Meinen Freundinnen gewidmet. Nichts anderes war mir möglich zum #frapalymo 9. Impuls: „zerschneidet und setzt neu zusammen – aus drei eigenen texten wird ein neuer“.

Substantive, die

Geschichten, die
von Müttern und Vätern
von Frohsinn und Lebendigkeit
von Trübsal und Sehnsucht
von Hoffnung und Erfüllung
vom Wissen und Entscheiden
vom Fühlen und Lieben
von Geburt und Tod
vom Wandel
von Freiheit
und von dem ganzen Dazwischen
wollen geschrieben
Werden?

@ sargantanasal

Impuls Nr. 4 am 4. November und Teil 2 vom Doppelimpuls „Verben“ und (heute) „Substantive“

 

Was dahinter stecken könnte

finden fühlen funkeln freien
testen tasten tanzen taumeln
zaudern zerren zanken zeugen
gebären gedeihen gedulden gestalten
stammeln schämen schweigen sterben
verlieren verwalten verlaufen verzweifeln
besinnen berappeln bewegen befreien

 

© sargantanasal
3. November 2017

Gedicht Nr. 3 zum #frapalymo zum „doppelimpuls, teil 1: verben“. Morgen folgt Teil 2 „substantive“

 

Zahlreich erschienen

Ich zähle die Regentropfen an den Zweigen *
auf elf bin ich gekommen
ich gebe auf
es sind zu viele
betrachte lieber alle Zweige
wie sie sich neigen
vielleicht verneigen sie sich auch
vor all den Regentropfen
die auf ihnen verweilen
als gehörten sie
zur Familie

© sargantanasal

* Hilde Domin, Abzählen der Regentropfenschnur

November, #frapalymo-Zeit, und das ist mein erster Beitrag zum Impuls Nr. 1 „Die erste Zeile ist für alle gleich“,  hier „Ich zähle die Regentropfen an den Zweigen“ aus Hilde Domins Gedicht „Abzählen der Regentropfenschnur“. Und für alle, die es noch nicht kennen   #frapalymo steht für: frau paulchens lyrik monat 

Bei dem Versuch…

…  nach langer Zeit ein Gedicht zu schreiben,
googelte ich etwas über das menschliche Gehör, das ich nicht verstand
entdeckte ein Gemeinschaftsprojekt
einen seit Monaten nicht mehr genutzten Email-Account
eine Konzertankündigung meines Lieblingsmusikers (ausverkauft)
verwarf einen unseriösen Ticketkauf
notierte eine Idee für eine Gedächtnisübung
korrigierte einen alten Text
merkte mir eine Nummer  (vergeblich)
trank ein Glas abgestandenen Rosé-Perlwein
löschte acht Emails
überprüfte zwei Rechnungen
fand Musik
massierte mir den Nacken
und löschte den Entwurf
des Gedichtes
(über befremdliche Stille, hervorgerufen durch Gleisbauarbeiten an der U-Bahnstrecke vor meiner Tür – und das beruhigende Geräusch
der U-Bahn, die seit gestern Nacht wieder fährt)
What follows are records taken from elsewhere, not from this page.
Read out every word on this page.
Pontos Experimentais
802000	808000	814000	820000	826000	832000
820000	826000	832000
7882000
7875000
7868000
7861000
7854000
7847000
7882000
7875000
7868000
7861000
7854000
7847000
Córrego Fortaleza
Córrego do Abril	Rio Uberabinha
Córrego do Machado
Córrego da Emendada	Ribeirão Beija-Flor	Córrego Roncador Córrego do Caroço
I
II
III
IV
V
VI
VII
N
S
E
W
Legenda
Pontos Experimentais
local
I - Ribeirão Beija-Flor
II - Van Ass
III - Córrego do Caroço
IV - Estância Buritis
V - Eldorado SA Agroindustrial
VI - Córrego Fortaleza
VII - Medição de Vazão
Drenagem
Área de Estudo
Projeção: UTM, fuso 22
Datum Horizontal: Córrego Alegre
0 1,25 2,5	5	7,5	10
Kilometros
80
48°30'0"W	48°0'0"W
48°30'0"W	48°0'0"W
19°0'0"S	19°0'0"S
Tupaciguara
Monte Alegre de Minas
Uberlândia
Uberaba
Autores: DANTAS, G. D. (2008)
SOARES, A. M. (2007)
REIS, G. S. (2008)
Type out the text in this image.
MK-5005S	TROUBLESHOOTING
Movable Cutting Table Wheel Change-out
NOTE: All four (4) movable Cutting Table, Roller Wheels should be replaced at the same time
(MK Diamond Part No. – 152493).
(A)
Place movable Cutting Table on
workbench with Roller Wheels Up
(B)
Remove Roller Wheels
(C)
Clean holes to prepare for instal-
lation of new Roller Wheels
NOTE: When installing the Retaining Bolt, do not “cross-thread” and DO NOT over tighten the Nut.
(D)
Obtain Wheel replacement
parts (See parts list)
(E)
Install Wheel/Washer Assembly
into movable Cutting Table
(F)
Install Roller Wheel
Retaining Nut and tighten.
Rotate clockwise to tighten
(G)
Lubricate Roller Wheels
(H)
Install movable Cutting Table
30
Ihr merkt schon, das wäre nix geworden.

Schönes Wochenende für alle! 🙂

 

 

 

Das Fräulein stand am Meere

Das Fräulein stand am Meere
Und seufzte lang und bang,
Es rührte sie so sehre
Der Sonnenuntergang.

Mein Fräulein! sein Sie munter,
Das ist ein altes Stück;
Hier vorne geht sie unter
Und kehrt von hinten zurück.

Heinrich Heine (1797-1856)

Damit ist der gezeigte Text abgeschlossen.